By no means am I condoning things like child abuse or advocating tolerance for negligence: don't get me wrong. (Keep in mind, however, that what may be negligence in your book may not be so in mine, and vice-versa. A good example of this is co-sleeping.) Yet we do cross a line when, for example, we play the “pin-the-tail-on-the-bad-parent” game simply because a mother decided not to breastfeed her child. Even in areas where the choice may seem clear to me, I try to think about what other parents may be facing. The medical profession is not necessarily helpful or without controversy, and in the same way that I don't trust a drug manufacturer to have my best interests in mind, someone else may not trust a non-vaccine advocacy group to have their best interests in mind. I have to accept that difference. Others may research an issue and come to the opposite conclusion from mine, or perhaps they may choose not to research, period. I may not agree with them, but everyone has a right to parent in the best way that they see fit, and I will defend their right to do so because only by doing so can I protect my own.

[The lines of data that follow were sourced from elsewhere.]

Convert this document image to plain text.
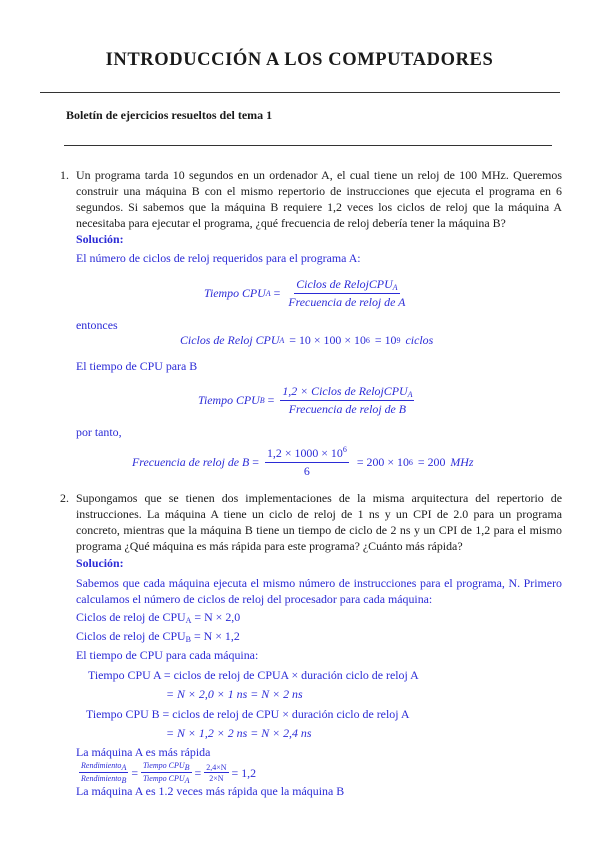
INTRODUCCIÓN A LOS COMPUTADORES
Boletín de ejercicios resueltos del tema 1
1. Un programa tarda 10 segundos en un ordenador A, el cual tiene un reloj de 100 MHz. Queremos construir una máquina B con el mismo repertorio de instrucciones que ejecuta el programa en 6 segundos. Si sabemos que la máquina B requiere 1,2 veces los ciclos de reloj que la máquina A necesitaba para ejecutar el programa, ¿qué frecuencia de reloj debería tener la máquina B?
Solución:
El número de ciclos de reloj requeridos para el programa A:
Tiempo CPU $A = \frac{Ciclos de RelojCPU_A}{\text{Frecuencia de reloj de A}}$
entonces
Ciclos de Reloj CPU A = 10 × 100 × 10 6 = 10 9 ciclos
El tiempo de CPU para B
Tiempo CPU $B = \frac{1,2 \times Ciclos de RelojCPU_A}{\text{Frecuencia de reloj de B}}$
por tanto,
Frecuencia de reloj de $B = \frac{1,2 \times 1000 \times 10^6}{6} = 200 \times 10$ 6 = 200 MHz
2. Supongamos que se tienen dos implementaciones de la misma arquitectura del repertorio de instrucciones. La máquina A tiene un ciclo de reloj de 1 ns y un CPI de 2.0 para un programa concreto, mientras que la máquina B tiene un tiempo de ciclo de 2 ns y un CPI de 1,2 para el mismo programa ¿Qué máquina es más rápida para este programa? ¿Cuánto más rápida?
Solución:
Sabemos que cada máquina ejecuta el mismo número de instrucciones para el programa, N. Primero calculamos el número de ciclos de reloj del procesador para cada máquina:
Ciclos de reloj de $CPU_A = N \times 2,0$
Ciclos de reloj de $CPU_B = N \times 1,2$
El tiempo de CPU para cada máquina:
Tiempo CPU A = ciclos de reloj de CPUA × duración ciclo de reloj A
= N × 2,0 × 1 ns = N × 2 ns
Tiempo CPU B = ciclos de reloj de CPU × duración ciclo de reloj A
= N × 1,2 × 2 ns = N × 2,4 ns
La máquina A es más rápida
$\frac{Rendimiento_A}{Rendimiento_B} = \frac{Tiempo CPU_B}{Tiempo CPU_A} = \frac{2,4\times N}{2\times N} = 1,2$
La máquina A es 1.2 veces más rápida que la máquina B
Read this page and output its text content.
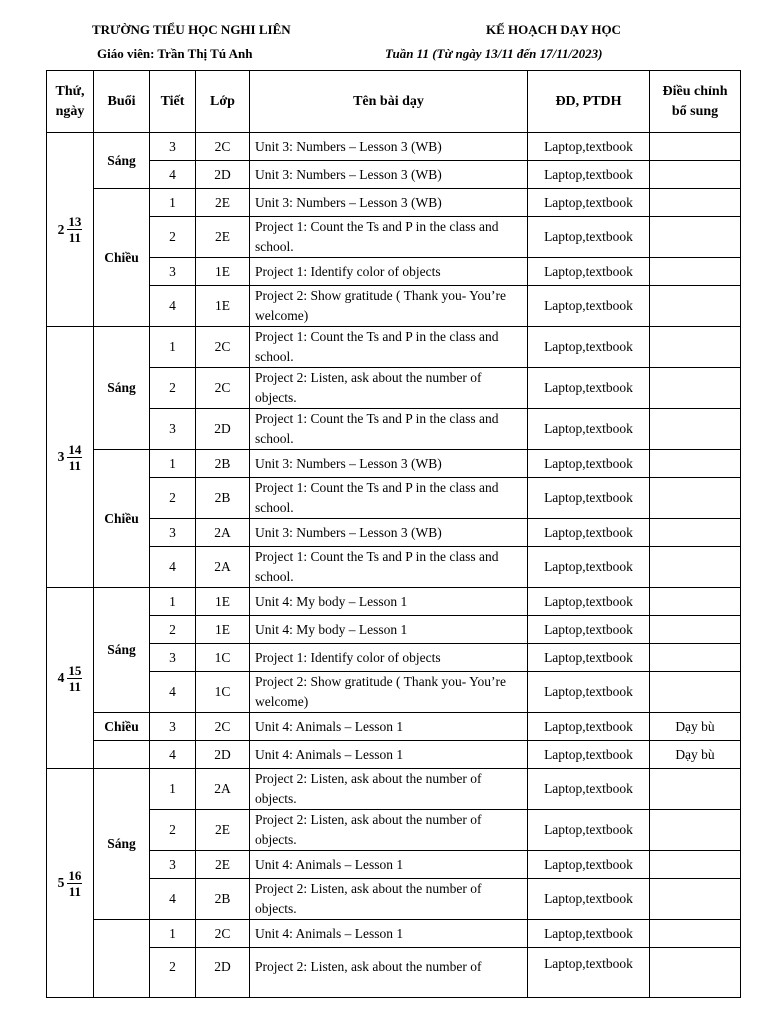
TRƯỜNG TIỂU HỌC NGHI LIÊN	KẾ HOẠCH DẠY HỌC
Giáo viên: Trần Thị Tú Anh	Tuần 11 (Từ ngày 13/11 đến 17/11/2023)
Thứ, ngày	Buổi	Tiết	Lớp	Tên bài dạy	ĐD, PTDH	Điều chỉnh bổ sung

$2 \frac{13}{11}$	Sáng	3	2C	Unit 3: Numbers – Lesson 3 (WB)	Laptop,textbook	
		4	2D	Unit 3: Numbers – Lesson 3 (WB)	Laptop,textbook	
	Chiều	1	2E	Unit 3: Numbers – Lesson 3 (WB)	Laptop,textbook	
		2	2E	Project 1: Count the Ts and P in the class and school.	Laptop,textbook	
		3	1E	Project 1: Identify color of objects	Laptop,textbook	
		4	1E	Project 2: Show gratitude ( Thank you- You’re welcome)	Laptop,textbook	

$3 \frac{14}{11}$	Sáng	1	2C	Project 1: Count the Ts and P in the class and school.	Laptop,textbook	
		2	2C	Project 2: Listen, ask about the number of objects.	Laptop,textbook	
		3	2D	Project 1: Count the Ts and P in the class and school.	Laptop,textbook	
	Chiều	1	2B	Unit 3: Numbers – Lesson 3 (WB)	Laptop,textbook	
		2	2B	Project 1: Count the Ts and P in the class and school.	Laptop,textbook	
		3	2A	Unit 3: Numbers – Lesson 3 (WB)	Laptop,textbook	
		4	2A	Project 1: Count the Ts and P in the class and school.	Laptop,textbook	

$4 \frac{15}{11}$	Sáng	1	1E	Unit 4: My body – Lesson 1	Laptop,textbook	
		2	1E	Unit 4: My body – Lesson 1	Laptop,textbook	
		3	1C	Project 1: Identify color of objects	Laptop,textbook	
		4	1C	Project 2: Show gratitude ( Thank you- You’re welcome)	Laptop,textbook	
	Chiều	3	2C	Unit 4: Animals – Lesson 1	Laptop,textbook	Dạy bù
		4	2D	Unit 4: Animals – Lesson 1	Laptop,textbook	Dạy bù

$5 \frac{16}{11}$	Sáng	1	2A	Project 2: Listen, ask about the number of objects.	Laptop,textbook	
		2	2E	Project 2: Listen, ask about the number of objects.	Laptop,textbook	
		3	2E	Unit 4: Animals – Lesson 1	Laptop,textbook	
		4	2B	Project 2: Listen, ask about the number of objects.	Laptop,textbook	
		1	2C	Unit 4: Animals – Lesson 1	Laptop,textbook	
		2	2D	Project 2: Listen, ask about the number of	Laptop,textbook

Navigating the world of parenting is not easy, and when asked about most subjects I limit myself to offering information, resources, and my own experience. It's a fine line to tread, because often in telling your experiences, you are advocating for your choices. That's why I try to be mindful about those conversations (or posts). I don't always succeed, and if you ask for my opinion I'll tell it to you straight. But it's what I aspire to, just like I'm trying to be the best parent I can.

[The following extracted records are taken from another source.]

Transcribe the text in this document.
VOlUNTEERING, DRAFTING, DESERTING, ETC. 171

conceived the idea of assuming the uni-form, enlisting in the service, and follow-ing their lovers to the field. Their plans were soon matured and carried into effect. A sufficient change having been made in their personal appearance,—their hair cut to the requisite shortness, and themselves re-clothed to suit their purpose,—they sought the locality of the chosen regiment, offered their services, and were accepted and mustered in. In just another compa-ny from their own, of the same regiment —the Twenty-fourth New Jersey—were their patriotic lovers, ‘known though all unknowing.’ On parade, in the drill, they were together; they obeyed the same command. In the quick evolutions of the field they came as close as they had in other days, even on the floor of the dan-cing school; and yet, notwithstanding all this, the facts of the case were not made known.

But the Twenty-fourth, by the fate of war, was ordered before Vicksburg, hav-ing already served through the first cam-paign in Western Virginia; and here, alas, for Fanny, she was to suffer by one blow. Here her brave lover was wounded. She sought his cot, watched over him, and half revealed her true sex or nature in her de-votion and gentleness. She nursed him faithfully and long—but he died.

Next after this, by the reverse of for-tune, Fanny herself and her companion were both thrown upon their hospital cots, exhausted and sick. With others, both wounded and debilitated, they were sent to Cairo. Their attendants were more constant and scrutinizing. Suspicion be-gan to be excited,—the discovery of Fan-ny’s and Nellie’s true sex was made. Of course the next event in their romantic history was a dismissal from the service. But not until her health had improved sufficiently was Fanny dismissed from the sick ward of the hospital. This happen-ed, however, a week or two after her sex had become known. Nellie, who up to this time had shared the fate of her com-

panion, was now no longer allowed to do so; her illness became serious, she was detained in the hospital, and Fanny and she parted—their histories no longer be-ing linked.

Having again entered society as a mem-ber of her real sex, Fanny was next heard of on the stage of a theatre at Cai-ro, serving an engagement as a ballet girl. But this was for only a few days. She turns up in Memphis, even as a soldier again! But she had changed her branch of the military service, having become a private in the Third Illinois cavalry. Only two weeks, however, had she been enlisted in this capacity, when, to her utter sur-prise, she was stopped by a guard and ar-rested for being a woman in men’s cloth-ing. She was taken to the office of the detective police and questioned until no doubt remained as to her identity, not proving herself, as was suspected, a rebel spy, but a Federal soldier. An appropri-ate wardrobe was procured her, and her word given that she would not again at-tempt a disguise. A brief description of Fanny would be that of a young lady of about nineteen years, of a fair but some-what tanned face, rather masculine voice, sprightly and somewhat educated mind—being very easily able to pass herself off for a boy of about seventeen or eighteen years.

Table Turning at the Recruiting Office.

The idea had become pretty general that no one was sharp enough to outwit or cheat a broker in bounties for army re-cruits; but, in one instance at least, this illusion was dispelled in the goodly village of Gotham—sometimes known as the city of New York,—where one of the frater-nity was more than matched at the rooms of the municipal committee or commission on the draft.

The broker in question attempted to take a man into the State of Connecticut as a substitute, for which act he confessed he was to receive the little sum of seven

Along the same lines, I think we need to look at parenting in a more holistic way, rather than focus on areas of disagreement. My relatives and friends make parenting decisions that are different from my own, and this should not be a deal breaker. In fact, there is much I can learn from them. Good or bad parenting, if we want to speak on those terms, are a matter of many decisions, day-to-day routines, efforts, commitments, and emotions. There are also plenty of regrets, mistakes, and circumstances beyond our control. We all win, including our children, by practicing tolerance and respect and refusing to participate in the judge-a-parent fest. As Queen Ann commented on a previous post:

Can I blame someone for choosing another way? I shouldn't, and I believe mothers deserve to be treated with unjudging respect, but I have to admit that I am not perfect at it. Am I the only one who believes in respect for all but who still struggles with unkind thoughts about women who "took the easy way out"? I find I have to work on that constantly. So I will.